La situación era tan compleja que, confiesa, hubo quien le dijo que "mandara a Antonio a una residencia". Pero se negó, y sigue haciéndolo: "Hasta que yo pueda, seguirá conmigo en casa, porque lo que quiero para él es calidad de vida".

Optó, en cambio, por la reducción de horarios, por "intentar compaginar" los cuidados constantes con un empleo que ella y su hijo necesitan para subsistir. Todo, claro, combinado con bajas médicas por sufrir lesiones que, en la mayoría de las ocasiones, derivan de su condición de cuidadora.

Magdalena y Antonio durante una actividad acuática. José Albornoz Fundación 'la Caixa'

Y es que, como cuenta, ahora mismo no tiene "ninguna ayuda por parte de la familia" y los recursos que hay "son insuficientes", indica. Pese a ello, ella no se rinde: "Me gusta estar informada, saber qué hay y qué se puede hacer, estar al día, porque por muchos años que lleves cuidando, siempre puedes mejorar y hacer las cosas mejor".

Escuela de Cuidadores

Fue su afán por aprender lo que la llevó a preguntarle un día a ChatGPT por formaciones para personas como ella, con dependientes a su cargo. Así, afirma, llegó a la Escuela de Cuidadores de Fundación 'la Caixa'.

Esta iniciativa, cuenta la fundación, que "pone a disposición de los cuidadores no profesionales y voluntarios conocimientos, técnicas y habilidades para acompañar con calidad a las personas que se encuentran en situación de enfermedad avanzada o final de vida".

Magdalena y Antonio. José Albornoz Fundación 'la Caixa'

Se trata, explica, "de un espacio de transmisión de los valores esenciales del cuidado que aporta las herramientas necesarias para facilitar la labor de los cuidadores familiares y de los voluntarios. De esta forma, se ayuda a ampliar sus competencias y, consecuentemente, mejorar la calidad de vida de las personas cuidadas".

García describe el programa, que se puso en marcha en 2018, como "una serie de talleres online donde aprender mucho". Desde que comenzó, se han organizado más de 2.400 cursos en los que han participado cerca de 10.000 personas, entre cuidadores de familiares y voluntariado del programa.

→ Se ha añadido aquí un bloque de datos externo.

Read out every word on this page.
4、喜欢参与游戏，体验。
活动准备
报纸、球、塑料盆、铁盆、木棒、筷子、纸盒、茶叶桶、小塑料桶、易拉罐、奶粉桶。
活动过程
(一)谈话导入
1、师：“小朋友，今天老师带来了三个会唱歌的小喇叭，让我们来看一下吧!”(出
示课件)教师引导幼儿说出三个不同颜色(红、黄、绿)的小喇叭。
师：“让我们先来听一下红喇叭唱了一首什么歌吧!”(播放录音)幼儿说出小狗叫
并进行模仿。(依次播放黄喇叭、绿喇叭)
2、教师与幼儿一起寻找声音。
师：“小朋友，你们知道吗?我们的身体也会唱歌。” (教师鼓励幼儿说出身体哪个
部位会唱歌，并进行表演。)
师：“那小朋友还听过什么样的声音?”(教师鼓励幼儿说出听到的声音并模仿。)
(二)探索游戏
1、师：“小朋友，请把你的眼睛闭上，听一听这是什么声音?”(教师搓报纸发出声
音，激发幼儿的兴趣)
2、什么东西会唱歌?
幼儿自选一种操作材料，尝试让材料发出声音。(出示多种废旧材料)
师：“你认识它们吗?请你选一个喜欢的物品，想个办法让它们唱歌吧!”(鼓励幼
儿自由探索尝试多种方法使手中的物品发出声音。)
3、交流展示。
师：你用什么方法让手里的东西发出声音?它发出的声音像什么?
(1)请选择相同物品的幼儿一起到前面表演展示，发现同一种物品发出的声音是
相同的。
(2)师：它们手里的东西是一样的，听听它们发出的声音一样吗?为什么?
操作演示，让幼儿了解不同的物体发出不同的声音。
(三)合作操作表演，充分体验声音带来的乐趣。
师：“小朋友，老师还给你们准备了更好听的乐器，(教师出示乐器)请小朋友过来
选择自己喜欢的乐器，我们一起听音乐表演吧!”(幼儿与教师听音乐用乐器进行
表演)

En ellos se abordan temas como cuidarse para cuidar, acompañamiento y buen trato, gestión del duelo, demencia, nutrición o confort físico y emocional.

Combatir la soledad

Este tipo de programas, al igual que los grupos de WhatsApp o Telegram de diferentes asociaciones de madres —casi siempre son ellas las que cuidan— de personas dependientes, son para Magdalena García imprescindibles para combatir la soledad entre los cuidadores. Una emoción, por cierto, muchas veces no deseada.

"Cuidar hace que tengas una vida muy solitaria", confiesa Magdalena García. Porque, dice, "te impide tener vida social normal, te centras mucho en la persona que depende de ti".

García admite que a veces echa de menos salir a tomarse un café, tener un "ratito" para ella. Aunque ha encontrado una suerte de grupo de apoyo en otras cuidadoras que, como ella, "tiran de móvil" para charlar, para compartir recursos y penas.

A pesar de todo, reconoce que no cambiaría ninguna de las decisiones que ha tomado a lo largo de su vida y que la han llevado a cuidar de su hijo: "Elegí al niño y no me arrepiento de ello", concluye.